元消防職員として強く感じるのは、避難で本当に怖いのは「移動の途中」だけではなく、誰がまだ来ていないかが分からないことです。
だからワークも、避難経路だけで終わらせず、人員確認までつなげた方が強いです。
■⑥ 低学年は“絵と動き”、高学年は“理由づけ”が入りやすい
児童確認ワークは学年によって作り方を変えた方が使いやすいです。
低学年なら、
・校内図にシールを貼る
・避難口に色をぬる
・先生と一緒に歩いて確認する
・危ない場所に丸をつける
のような、絵と動きが中心の形が入りやすいです。
高学年なら、
・なぜその経路を使うのか
・別ルートが必要な時はどんな時か
・混雑しそうな場所はどこか
・避難後の確認で何が大事か
といった、理由を言葉にさせる形が向いています。
防災士として見ても、避難経路の確認は年齢に応じて、
見つける→動く→説明する
の重心を変えると授業に入りやすいです。
■⑦ 現場経験を入れるなら“怖い話”より“迷いやすい場面”を入れる方がいい
避難経路の確認で現場経験を話す時、強い被害事例を前面に出したくなることがあります。
もちろん危険を知ることは大切です。
ただ、毎回そこを強く出しすぎると、児童には怖さだけが残ることがあります。
一次情報を入れるなら、
・曲がり角や階段の合流で止まりやすい
・出口に集中するとかえって動きにくい
・放送が聞こえない時でも近くの先生や周囲を見ることが大切
・避難後の点呼が遅れると全体が不安定になる
といった、迷いやすい現実として入れる方が授業になじみやすいです。
元消防職員・防災士として強く感じるのは、防災教育は“こわい”で終わるより、“次にこう動く”が残る方が意味が大きいということです。
避難経路ワークも、その方向で作る方が実践的です。
■⑧ まとめ
教諭向けの避難経路児童確認ワークで重視すべきなのは、地図を見て覚えさせることより、「今いる場所から、どこを通って、どこへ行き、避難後にどう確認するか」を児童が説明できる状態を作ることです。

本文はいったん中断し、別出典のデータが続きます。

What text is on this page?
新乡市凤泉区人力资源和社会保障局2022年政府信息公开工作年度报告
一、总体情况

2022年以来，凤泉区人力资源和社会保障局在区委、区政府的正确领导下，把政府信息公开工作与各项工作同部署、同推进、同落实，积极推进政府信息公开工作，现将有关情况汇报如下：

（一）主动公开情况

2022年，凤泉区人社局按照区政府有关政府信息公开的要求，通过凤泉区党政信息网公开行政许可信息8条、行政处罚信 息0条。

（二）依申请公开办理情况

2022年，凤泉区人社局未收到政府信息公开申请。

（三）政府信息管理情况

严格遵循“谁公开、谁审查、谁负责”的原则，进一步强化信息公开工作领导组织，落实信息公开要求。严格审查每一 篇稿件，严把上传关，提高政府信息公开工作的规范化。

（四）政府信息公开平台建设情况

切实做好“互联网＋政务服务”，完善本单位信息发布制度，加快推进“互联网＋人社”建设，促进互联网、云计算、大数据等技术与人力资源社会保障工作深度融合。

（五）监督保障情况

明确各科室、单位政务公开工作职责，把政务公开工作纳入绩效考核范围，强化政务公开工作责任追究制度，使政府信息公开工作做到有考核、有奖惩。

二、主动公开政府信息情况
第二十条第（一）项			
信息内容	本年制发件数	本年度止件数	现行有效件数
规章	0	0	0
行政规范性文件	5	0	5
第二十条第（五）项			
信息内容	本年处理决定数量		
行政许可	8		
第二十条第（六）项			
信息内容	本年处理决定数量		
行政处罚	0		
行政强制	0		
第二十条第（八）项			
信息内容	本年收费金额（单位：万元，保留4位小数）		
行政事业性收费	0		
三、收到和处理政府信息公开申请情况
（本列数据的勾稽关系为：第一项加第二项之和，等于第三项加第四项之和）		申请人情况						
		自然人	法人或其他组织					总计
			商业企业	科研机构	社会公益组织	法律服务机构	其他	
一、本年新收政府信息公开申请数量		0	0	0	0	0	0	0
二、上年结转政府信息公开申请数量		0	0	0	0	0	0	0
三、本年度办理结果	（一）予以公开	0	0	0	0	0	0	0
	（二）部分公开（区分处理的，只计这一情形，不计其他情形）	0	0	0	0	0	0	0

そのためには、教室だけでなく特別教室や休み時間の場面も入れ、危険箇所と人員確認まで含めたワークにする方が強いです。
元消防職員として強く言えるのは、避難経路で本当に差が出るのは「ルートを知っていること」だけではなく、「今の場所から自分で動きに置き換えられること」です。
迷ったら、まずは今の教室から、話す・歩く・確認する。
その積み上げが、学校防災では一番現実的で役立つ児童確認ワークになります。